Food allergy affects approximately 6–8% of children and 1–2% of adults. For those patients, and the families of patients, who have anaphylactic reactions, food allergy can be devastating. Reactions can range from mild urticarial reactions to severe anaphylactic shock and death from allergenic foods consumed unknowingly. The only preventative measure currently available for food allergy is strict avoidance of the incriminating food, which is often very difficult. Immunotherapy will be available in the near future as a safe and potentially effective therapy for the treatment of food allergy.

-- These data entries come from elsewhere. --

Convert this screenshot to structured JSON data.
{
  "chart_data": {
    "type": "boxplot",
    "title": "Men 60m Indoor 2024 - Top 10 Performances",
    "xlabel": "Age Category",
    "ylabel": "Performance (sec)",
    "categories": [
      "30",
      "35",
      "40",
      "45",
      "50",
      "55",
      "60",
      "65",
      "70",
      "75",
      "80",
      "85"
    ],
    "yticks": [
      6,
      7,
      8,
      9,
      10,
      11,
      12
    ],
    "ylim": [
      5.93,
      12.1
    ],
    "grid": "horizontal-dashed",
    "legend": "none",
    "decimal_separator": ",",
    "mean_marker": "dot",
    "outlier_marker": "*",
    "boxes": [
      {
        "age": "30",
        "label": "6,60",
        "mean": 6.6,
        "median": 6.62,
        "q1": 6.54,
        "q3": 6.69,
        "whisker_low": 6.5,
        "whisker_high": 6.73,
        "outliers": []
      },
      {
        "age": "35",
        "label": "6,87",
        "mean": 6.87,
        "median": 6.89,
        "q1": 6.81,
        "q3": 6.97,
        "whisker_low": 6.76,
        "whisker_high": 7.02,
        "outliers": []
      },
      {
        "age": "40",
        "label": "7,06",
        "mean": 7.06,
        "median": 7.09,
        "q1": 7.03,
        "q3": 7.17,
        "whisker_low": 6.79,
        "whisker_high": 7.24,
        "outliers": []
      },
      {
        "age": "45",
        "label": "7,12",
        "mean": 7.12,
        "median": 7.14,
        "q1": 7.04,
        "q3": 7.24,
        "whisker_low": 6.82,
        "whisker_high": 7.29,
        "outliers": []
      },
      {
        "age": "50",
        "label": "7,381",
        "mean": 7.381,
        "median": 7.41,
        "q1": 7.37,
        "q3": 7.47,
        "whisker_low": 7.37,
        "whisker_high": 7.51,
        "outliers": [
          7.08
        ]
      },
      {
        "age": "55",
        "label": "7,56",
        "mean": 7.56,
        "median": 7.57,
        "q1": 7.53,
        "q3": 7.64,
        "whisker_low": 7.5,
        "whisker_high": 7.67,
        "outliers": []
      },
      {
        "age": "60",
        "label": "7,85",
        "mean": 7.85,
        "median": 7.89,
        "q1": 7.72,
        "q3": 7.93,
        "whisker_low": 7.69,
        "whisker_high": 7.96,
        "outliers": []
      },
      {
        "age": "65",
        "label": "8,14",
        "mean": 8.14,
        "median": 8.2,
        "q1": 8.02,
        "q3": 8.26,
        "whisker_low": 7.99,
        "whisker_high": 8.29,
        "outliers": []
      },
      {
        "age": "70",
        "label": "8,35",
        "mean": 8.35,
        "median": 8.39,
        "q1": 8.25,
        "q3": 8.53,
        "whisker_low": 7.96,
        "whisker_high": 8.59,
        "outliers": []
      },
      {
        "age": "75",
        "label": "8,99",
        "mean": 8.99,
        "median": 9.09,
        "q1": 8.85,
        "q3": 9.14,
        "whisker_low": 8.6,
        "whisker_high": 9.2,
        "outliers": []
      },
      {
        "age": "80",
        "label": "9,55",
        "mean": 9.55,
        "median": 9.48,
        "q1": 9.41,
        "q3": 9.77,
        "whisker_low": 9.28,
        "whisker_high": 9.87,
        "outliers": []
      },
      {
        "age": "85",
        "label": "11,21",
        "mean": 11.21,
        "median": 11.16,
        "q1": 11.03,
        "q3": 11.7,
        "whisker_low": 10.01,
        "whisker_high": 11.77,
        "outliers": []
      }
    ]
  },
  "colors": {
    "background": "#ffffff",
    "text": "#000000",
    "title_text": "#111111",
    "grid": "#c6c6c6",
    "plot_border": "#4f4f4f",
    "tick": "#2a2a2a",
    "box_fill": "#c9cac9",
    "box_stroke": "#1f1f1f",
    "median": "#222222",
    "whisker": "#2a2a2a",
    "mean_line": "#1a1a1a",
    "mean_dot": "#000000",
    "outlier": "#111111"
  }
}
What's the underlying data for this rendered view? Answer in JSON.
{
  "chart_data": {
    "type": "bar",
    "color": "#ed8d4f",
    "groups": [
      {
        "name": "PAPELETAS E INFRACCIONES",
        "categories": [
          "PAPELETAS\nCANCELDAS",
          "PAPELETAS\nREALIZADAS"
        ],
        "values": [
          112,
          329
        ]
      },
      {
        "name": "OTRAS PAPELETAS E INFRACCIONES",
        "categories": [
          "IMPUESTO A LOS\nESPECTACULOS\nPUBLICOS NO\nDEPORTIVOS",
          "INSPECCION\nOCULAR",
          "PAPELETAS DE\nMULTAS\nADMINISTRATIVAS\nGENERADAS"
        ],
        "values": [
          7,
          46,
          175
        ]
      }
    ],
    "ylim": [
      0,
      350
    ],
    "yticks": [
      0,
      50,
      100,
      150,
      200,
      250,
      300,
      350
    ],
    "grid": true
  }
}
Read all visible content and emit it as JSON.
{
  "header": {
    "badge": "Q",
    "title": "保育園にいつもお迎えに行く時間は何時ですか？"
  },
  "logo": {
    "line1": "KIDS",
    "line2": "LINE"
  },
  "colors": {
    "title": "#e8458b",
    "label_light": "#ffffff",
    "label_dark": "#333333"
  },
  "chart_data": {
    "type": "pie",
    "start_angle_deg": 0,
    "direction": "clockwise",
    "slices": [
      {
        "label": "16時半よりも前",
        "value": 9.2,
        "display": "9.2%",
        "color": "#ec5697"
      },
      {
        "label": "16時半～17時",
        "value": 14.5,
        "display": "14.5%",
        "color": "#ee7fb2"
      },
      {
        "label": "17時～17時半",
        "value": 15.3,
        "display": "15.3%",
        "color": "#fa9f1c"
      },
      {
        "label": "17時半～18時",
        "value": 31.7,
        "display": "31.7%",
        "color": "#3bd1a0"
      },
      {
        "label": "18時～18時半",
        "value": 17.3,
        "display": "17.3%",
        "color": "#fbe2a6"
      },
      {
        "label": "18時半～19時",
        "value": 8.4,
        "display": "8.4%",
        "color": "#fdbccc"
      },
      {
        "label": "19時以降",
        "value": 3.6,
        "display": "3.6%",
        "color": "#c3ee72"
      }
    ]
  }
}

Thus, there is a variety of new treatments on the horizon to directly diminish the sensitivity of food allergic individuals by reducing the possibility of anaphylactic reactivity of such sensitized individuals upon inadvertent interaction with food allergens. We believe that these new developments certainly should raise the standard of treatment of food-induced allergic reactions and make their diagnosis, treatment and care more effective in the future. The idea that food-allergic individuals can simply avoid those foods to which they are sensitized has not worked as effectively as needed, sometimes with tragic consequences. New therapies on the horizon should help the physician to greatly improve care of food-induced allergic reactions while reducing the risk of anaphylaxis in these patients.